The gene that has been added to the CTLs serves only one purpose: a safety precaution. If the patient is unable to tolerate such a massive introduction of CTLs, the implanted gene allows the researchers to kill off all the new cells and save the patient. If the gene is successfully expressed in the reimplanted cells, it confirms the validity of this approach. Once scientists learn if gene therapy can be used to alter CTLs, more powerful CTLs can be produced which do not need to be extracted from the patient. Conclusion Gene therapy is rapidly expanding right now. Money is pouring in, interest and publicity increasing. Some researchers fear that disappointment will inevitably follow the hype, and the tide of support will recede.

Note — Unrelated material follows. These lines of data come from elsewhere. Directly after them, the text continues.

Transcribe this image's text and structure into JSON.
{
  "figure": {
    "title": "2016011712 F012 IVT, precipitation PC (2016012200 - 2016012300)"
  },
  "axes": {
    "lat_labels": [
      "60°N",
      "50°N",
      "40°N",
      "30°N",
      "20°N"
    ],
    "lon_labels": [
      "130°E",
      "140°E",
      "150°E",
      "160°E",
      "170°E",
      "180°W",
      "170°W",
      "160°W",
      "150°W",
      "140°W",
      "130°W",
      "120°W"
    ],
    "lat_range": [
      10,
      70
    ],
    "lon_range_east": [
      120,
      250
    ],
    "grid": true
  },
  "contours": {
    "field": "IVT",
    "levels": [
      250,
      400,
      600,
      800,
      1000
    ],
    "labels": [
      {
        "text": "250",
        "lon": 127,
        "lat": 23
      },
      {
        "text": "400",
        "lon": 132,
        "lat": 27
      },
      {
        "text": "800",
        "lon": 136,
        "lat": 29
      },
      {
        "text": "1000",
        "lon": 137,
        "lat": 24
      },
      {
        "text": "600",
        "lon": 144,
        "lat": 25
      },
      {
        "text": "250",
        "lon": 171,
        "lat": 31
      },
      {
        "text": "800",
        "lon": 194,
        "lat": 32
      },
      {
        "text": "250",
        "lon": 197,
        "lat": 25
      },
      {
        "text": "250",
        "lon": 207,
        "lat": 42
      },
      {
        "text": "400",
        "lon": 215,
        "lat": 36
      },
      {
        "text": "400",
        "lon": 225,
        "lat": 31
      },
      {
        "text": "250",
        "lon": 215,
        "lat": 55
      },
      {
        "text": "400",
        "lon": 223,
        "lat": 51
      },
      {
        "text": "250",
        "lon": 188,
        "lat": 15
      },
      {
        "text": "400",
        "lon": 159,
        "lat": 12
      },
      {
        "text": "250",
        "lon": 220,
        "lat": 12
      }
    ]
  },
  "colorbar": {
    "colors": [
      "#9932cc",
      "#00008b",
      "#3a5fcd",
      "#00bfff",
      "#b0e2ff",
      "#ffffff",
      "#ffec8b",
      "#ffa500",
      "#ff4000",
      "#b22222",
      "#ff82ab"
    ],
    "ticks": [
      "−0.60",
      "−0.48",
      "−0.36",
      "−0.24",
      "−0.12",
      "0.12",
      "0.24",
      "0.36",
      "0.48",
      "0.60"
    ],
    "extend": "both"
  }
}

Furthermore, safety concerns about gene therapy are grave, and research is proceeding slowly and cautiously.

The doubts about gene therapy are not all scientific. Some worry that gene therapy researchers are playing god. They fear that it will inevitably be used to damage (or, worse yet, improve) future generations. These arguments must be taken seriously, for they are significant. However, one must recognize a distinction between genetic manipulation of the genes which control reproduction and gene therapy directed at genes which only function after birth. Modification of genes which function after birth would, as a medical treatment, not affect the human gene pool any more significantly than an organ transplant.

But then there is the enormous cost, possibly reaching $200,000 per patient at the present time. This is a legitimate concern, especially when so few have basic health care. Furthermore, it is difficult to imagine bone marrow transplants and ex vivo gene transfer becoming available to the projected 100 million HIV-infected people around the world.

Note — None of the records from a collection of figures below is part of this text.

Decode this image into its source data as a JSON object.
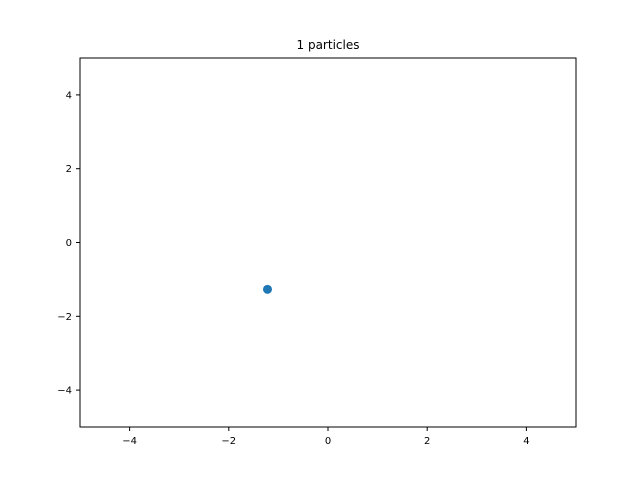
{
  "chart_data": {
    "type": "scatter",
    "title": "1 particles",
    "xlabel": "",
    "ylabel": "",
    "xlim": [
      -5,
      5
    ],
    "ylim": [
      -5,
      5
    ],
    "xticks": [
      -4,
      -2,
      0,
      2,
      4
    ],
    "yticks": [
      -4,
      -2,
      0,
      2,
      4
    ],
    "grid": false,
    "legend": false,
    "series": [
      {
        "color": "#1f77b4",
        "points": [
          {
            "x": -1.22,
            "y": -1.27
          }
        ]
      }
    ]
  }
}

Yet gene therapy in such forms as naked DNA could be quite simple and inexpensive. Moreover, gene therapies that now are extremely expensive may become less so as technology advances. Also, knowledge from gene therapy experiments today may help to develop entirely new approaches in the future. Nevertheless, it is still likely that researchers will have to overcome very complex and cumbersome technical problems before a safe, effective, and affordable gene therapy arrives.